“É preciso dizer isso de maneira muito clara: o Exército está se associando a esse genocídio”

Marlos Ápyus
10 min readJul 16, 2020

--

05.12.2017- Brasilia/DF — Gilmar Mendes participa do seminário Poder Judiciário e Eleições. Foto: Nelson Jr./ASCOM/TSE

No 11 de julho passado, em videoconferência com a revista IstoÉ, Gilmar Mendes afirmou que as Forças Armadas, ao ocuparem o Ministério da Saúde na maior crise sanitária em um século, estaria causando um enorme prejuízo à própria imagem. Para o terceiro membro mais antigo do Supremo Tribunal Federal, “é preciso dizer isso de maneira muito clara: o Exército está se associando a esse genocídio“.

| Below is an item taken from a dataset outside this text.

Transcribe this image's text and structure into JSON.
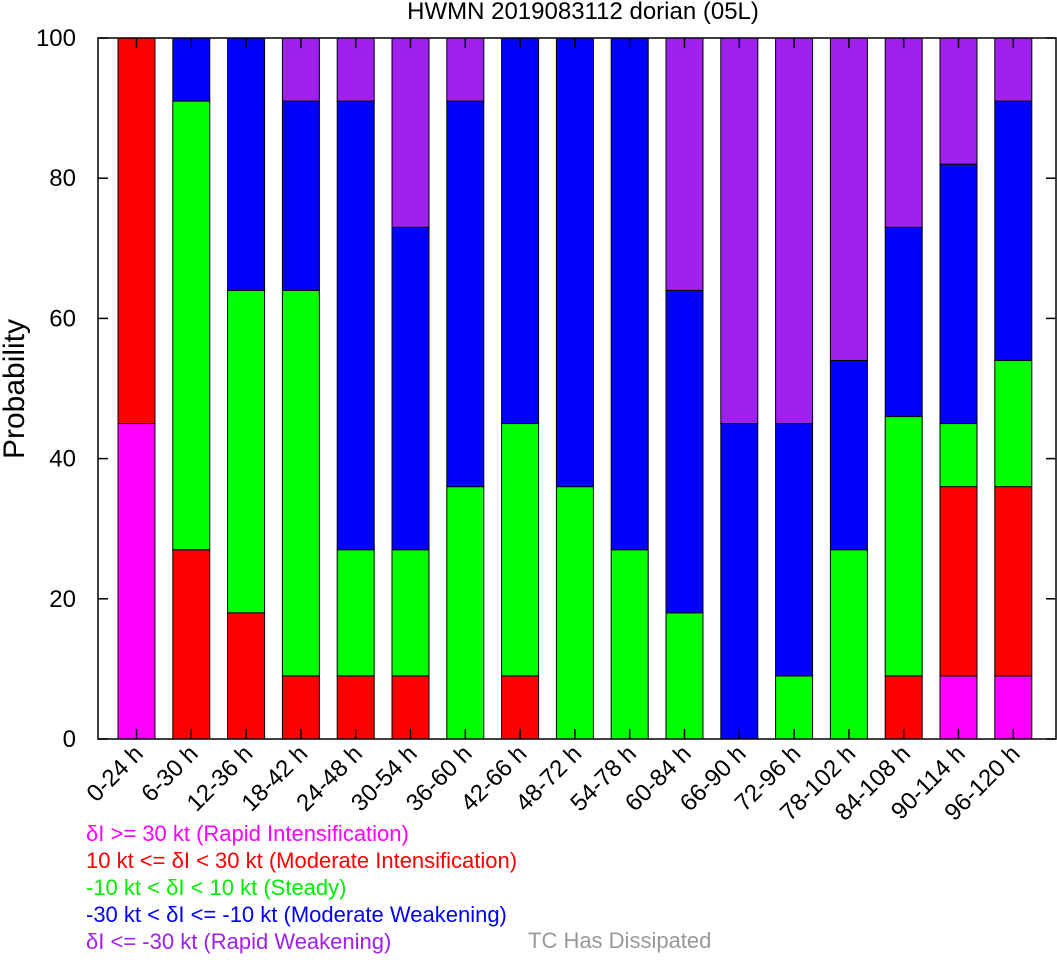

Ainda em novembro de 2019, militantes dos direitos humanos protocolaram no Tribunal Penal Internacional uma denúncia contra Jair Bolsonaro por “incitar o genocídio” e “promover ataques sistemáticos contra os povos indígenas”. Em abril passado, foi a vez de a Associação Brasileira de Juristas pela Democracia denunciar o brasileiro por crime contra a humanidade ao estimular ações que aumentavam o risco de proliferação da covid-19. Em junho, a corte sediada em Haia prometeu analisar uma representação semelhante do Partido Democrático Trabalhista. Até Ysani Kalapalo, youtuber indígena que Bolsonaro levou à ONU para confrontar a agenda que o cacique Raoni Metuktire popularizara no mundo, vem confessando que se decepcionou com o presidente que ajudou a eleger.

Eles avisaram

Mendes já havia alertado Bolsonaro de que o descaso do presidente para com o novo coronavírus, somado ao estrago que a gestão provoca na Amazônia, poderia resultar em problemas no TPI. Após, ainda em 2019, ameaçar intervir via STF na política indigenista da gestão, Luís Roberto Barroso determinou cinco medidas que o governo Bolsonaro deveria adotar este ano para evitar óbitos indígenas durante a pandemia.

Dissimulação

Mesmo assim, os generais que integram o Palácio do Planalto fingiram surpresa. Fernando Azevedo e Silva assinou na PGR uma representação do Ministério da Defesa contra o membro do Supremo. Augusto Heleno, chefe do GSI que nunca conseguiu disfarçar as pretensões golpistas, aproveitou para mais uma vez afrontar o STF apoiando publicamente a nota assinada pelos comandantes das Forças Armadas. E até Hamilton Mourão, vice-presidente da República, reclamaria que Gilmar “forçou a barra“.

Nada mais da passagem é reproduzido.